In crisis situations, families preserve diets based on less expensive foods. If their income is sharply reduced, families do away with animal foods and nonstaple foods. They eat less meat, less dairy, less processed foods, less vegetables, and less fruits; they are predominately dependent on cereals, fats, and oils. They find ways to get adequate energy at a very low price, but may forego appropriately nutritious foods, which results in poor quality diets that are inadequate in terms of micronutrients.

One week of food for the Casales family in Mexico (Menzel and D'Aluisio, 2005)

One week of food for the Casales family in Mexico (Menzel and D'Aluisio, 2005)

Peter Menzel and Faith D’Aluisio’s book is an around-the-world exploration of average daily life in 24 countries, focusing on food. Hungry Planet: What the World Eats, details each family’s weekly food purchases and average daily life. The centerpiece of each chapter is a portrait of the entire family surrounded by a week’s worth of groceries accompanied by interviews and detailed grocery lists.

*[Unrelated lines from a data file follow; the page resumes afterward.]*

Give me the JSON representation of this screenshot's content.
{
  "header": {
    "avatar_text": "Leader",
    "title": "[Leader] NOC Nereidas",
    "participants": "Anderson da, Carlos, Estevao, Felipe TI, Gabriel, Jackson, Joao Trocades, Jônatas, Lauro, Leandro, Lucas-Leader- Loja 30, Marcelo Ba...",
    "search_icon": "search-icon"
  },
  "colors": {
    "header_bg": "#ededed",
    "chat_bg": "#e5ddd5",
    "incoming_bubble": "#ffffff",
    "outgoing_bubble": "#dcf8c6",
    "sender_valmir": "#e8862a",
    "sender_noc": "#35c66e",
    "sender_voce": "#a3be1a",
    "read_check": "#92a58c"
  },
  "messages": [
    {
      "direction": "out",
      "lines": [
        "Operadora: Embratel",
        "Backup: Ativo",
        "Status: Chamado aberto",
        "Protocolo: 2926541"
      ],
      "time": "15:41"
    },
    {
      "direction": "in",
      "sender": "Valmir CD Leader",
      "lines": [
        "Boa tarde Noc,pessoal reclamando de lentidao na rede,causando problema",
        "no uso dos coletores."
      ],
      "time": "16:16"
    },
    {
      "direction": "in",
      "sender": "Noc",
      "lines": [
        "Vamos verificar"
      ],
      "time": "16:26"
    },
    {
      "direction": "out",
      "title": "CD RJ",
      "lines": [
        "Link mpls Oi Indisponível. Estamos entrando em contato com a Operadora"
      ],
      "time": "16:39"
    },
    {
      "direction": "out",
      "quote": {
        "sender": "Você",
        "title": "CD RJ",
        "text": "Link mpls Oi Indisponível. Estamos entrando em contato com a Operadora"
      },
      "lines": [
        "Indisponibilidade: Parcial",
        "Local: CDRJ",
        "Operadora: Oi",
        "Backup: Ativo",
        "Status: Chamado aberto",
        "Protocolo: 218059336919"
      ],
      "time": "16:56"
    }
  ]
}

What about South Asia? In Mitigating the Nutritional Impacts of the Global Food Price Crisis, Josephine Iziku Ippe, Nutrition Manager with Unicef (United Nation’s Children’s Fund) in Bangladesh, explained that issues affecting prices at the regional level include trade barriers, especially with India, and export bans.

One week of food for the Melander family in Germany (Menzel and D'Aluisio, 2005)

One week of food for the Melander family in Germany (Menzel and D'Aluisio, 2005)

The large flood of 2007 also affected food prices. Despite this, in 2007, the percentage of food grain imports dramatically increased and reached 6% of total imports compared to 3% in previous years. The food price shock clearly worsened the food security situation in 2008 with 40% of households in Bangladesh reporting that they were greatly affected.

Due to the higher food prices, a majority of households in Bangladesh lost purchasing power. In 2008, the real monthly income per household decreased by 12% when compared to 2005 incomes. Real wage rates remained stable while the terms of trade (daily wage/rice price) further decreased in 2008. Moreover, expenditures (particularly for food) increased to an unprecedented level of 62%. of the total expenditures for households. Overall, about one in four households nationwide was affected.